数が少ないうえ、どのような日本語があてはめられているのかを知れば、感覚的に覚えられるからです。
日本語のマンガ・アニメの擬音語をフランス語に訳すときは、必ずしも同じ擬音をそのまま使うのではなく、「効果音らしいフランス語」に置き換えることが多いです。
今回扱う「claque」と「clac」も、その代表的な例です。
claque
擬音語の「Claque !」は、「 パシッ!」のような平手打ちの音や、「バタン!」のようなドアの閉まる音など大きな音に使われます。
そして「claque」は、名詞としても使われます。
- claque①「(平手打ちの)バシッ!」
- claque②「(ドアの閉まる)バタン!」
名詞としての例文:
- Elle lui a donné une claque.
(彼女は彼を平手打ちした)
- J’ai pris une claque.
(痛い目に遭った)
「claque」が単数で「donner une claque(平手打ちをする)」、複数だと「donner des claques(何度もビンタする)」になります。

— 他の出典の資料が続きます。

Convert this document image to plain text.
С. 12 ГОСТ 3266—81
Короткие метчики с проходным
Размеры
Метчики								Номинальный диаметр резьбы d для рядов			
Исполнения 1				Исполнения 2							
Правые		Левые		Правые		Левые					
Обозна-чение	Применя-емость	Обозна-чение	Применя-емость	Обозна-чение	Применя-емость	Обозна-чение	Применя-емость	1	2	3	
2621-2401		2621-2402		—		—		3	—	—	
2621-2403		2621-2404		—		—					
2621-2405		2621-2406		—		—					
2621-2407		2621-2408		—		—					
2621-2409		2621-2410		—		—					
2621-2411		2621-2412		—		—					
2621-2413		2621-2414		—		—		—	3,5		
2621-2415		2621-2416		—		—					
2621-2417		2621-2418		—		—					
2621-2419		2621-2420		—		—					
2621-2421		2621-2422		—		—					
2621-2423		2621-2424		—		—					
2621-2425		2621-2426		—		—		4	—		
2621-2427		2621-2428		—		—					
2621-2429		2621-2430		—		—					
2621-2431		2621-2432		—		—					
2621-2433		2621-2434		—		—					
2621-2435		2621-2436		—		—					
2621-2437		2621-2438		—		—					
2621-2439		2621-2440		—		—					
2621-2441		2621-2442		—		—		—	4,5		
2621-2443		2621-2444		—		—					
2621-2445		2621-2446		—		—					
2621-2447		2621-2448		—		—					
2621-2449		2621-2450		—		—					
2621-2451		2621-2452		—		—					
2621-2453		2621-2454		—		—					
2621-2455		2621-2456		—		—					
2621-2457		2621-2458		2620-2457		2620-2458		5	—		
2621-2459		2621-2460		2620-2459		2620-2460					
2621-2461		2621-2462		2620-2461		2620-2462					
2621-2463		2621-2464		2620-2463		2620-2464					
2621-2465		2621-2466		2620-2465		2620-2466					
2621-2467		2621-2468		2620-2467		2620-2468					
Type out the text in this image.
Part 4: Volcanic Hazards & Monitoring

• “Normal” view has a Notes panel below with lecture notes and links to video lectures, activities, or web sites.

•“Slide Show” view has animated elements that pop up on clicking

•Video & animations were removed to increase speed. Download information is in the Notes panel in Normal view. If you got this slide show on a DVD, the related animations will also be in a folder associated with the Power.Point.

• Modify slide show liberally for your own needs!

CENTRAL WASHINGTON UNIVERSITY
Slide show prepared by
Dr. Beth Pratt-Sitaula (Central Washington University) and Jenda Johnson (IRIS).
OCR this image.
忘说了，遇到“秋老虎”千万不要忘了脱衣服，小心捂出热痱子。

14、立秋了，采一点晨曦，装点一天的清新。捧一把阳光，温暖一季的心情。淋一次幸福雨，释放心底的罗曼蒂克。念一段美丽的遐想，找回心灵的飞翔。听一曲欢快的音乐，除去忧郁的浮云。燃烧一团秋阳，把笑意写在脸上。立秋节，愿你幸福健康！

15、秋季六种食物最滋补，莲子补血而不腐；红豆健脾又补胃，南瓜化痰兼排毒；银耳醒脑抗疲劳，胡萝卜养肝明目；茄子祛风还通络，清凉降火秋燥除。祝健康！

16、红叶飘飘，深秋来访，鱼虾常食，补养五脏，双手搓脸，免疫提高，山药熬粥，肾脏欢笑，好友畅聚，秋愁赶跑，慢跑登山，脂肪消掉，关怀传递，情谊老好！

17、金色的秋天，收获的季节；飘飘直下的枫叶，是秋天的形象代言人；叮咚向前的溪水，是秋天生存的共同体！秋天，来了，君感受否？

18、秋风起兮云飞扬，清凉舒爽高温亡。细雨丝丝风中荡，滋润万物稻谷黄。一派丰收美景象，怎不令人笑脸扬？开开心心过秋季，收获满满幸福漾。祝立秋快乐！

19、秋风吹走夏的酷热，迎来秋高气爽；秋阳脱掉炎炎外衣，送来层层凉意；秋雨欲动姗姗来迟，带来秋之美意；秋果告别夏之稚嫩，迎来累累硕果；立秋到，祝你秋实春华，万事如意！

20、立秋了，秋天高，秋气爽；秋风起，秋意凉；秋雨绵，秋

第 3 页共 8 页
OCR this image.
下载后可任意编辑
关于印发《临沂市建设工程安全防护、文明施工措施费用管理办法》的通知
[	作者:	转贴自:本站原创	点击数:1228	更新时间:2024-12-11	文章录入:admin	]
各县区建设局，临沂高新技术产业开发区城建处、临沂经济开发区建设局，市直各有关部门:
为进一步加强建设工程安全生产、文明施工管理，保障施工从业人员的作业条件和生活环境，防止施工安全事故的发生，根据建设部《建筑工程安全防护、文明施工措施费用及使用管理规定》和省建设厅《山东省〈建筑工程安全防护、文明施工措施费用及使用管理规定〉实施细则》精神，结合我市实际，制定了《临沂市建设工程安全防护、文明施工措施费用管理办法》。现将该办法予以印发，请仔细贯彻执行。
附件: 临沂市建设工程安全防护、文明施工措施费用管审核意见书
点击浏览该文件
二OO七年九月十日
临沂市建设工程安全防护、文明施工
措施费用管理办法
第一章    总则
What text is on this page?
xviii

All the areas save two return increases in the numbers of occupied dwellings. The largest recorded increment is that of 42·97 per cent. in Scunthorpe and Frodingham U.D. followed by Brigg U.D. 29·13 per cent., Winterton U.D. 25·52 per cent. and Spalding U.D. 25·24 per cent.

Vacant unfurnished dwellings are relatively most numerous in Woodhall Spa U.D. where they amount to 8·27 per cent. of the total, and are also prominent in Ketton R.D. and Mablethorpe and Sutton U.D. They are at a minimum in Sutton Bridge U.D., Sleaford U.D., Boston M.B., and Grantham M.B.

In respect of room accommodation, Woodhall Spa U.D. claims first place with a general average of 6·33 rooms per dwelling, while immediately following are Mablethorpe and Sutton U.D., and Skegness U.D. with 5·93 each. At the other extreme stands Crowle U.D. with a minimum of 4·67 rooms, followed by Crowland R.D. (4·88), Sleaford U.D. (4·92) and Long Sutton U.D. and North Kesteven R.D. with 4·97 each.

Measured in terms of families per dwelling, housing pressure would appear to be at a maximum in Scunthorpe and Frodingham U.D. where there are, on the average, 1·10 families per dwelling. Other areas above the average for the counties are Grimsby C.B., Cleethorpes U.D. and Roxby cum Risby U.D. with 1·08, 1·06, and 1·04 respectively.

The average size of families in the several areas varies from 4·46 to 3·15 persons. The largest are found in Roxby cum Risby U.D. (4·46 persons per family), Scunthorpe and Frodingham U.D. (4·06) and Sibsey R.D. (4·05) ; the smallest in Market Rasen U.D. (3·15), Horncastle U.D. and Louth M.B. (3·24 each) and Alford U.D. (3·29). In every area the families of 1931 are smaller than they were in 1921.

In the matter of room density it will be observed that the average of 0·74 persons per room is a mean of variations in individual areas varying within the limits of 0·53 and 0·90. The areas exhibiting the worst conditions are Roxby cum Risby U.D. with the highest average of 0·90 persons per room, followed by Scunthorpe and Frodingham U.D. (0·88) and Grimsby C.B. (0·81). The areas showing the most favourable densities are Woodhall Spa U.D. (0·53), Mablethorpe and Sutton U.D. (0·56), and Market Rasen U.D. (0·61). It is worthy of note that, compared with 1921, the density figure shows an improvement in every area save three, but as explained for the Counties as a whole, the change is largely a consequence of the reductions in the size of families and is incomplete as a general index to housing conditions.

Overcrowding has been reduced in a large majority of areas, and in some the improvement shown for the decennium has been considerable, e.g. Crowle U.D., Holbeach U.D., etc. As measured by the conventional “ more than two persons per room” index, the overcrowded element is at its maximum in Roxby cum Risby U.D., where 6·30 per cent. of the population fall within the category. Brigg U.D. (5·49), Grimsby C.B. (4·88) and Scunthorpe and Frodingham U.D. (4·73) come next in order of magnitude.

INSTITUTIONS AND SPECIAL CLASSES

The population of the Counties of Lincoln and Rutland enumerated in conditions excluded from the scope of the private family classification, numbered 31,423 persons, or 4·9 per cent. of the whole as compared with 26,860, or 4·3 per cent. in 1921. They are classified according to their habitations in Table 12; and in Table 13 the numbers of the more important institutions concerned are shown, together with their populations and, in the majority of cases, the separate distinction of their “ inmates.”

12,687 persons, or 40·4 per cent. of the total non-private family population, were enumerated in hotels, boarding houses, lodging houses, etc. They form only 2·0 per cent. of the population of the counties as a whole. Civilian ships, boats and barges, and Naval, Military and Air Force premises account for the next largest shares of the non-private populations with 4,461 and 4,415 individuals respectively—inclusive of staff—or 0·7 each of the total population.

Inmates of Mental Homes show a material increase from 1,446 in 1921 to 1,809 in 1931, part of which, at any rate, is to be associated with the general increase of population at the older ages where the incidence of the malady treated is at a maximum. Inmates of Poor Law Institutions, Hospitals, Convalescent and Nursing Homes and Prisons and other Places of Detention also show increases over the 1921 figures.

「prendre une claque(痛い目に遭う)」は、「平手打ち」の意味が広がった使い方です。
clac
「clac」は、通常は擬音語としてのみ使われる言葉です。
「Clac !」は、「カチッ!」という鍵の開閉音や、「カシャッ!」というカメラのシャッター音など、硬い小さな音、小気味良く短い音を表すときに使われます。
- clac①「(鍵の開閉音)カチッ!」
- clac②「(カメラのシャッター音)カシャッ!」
「claque」と「clac」の違い
一見するとよく似ている「claque」と「clac」ですが、「claque」は比較的大きな音、「clac」は硬い小さな音という違いがあります。
また、「claque」の名詞としての用法である「donner une claque(平手打ちをする)」や「prendre une claque(痛い目に遭う)」はよく使われるので、ぜひこの機会に覚えてみてくださいね!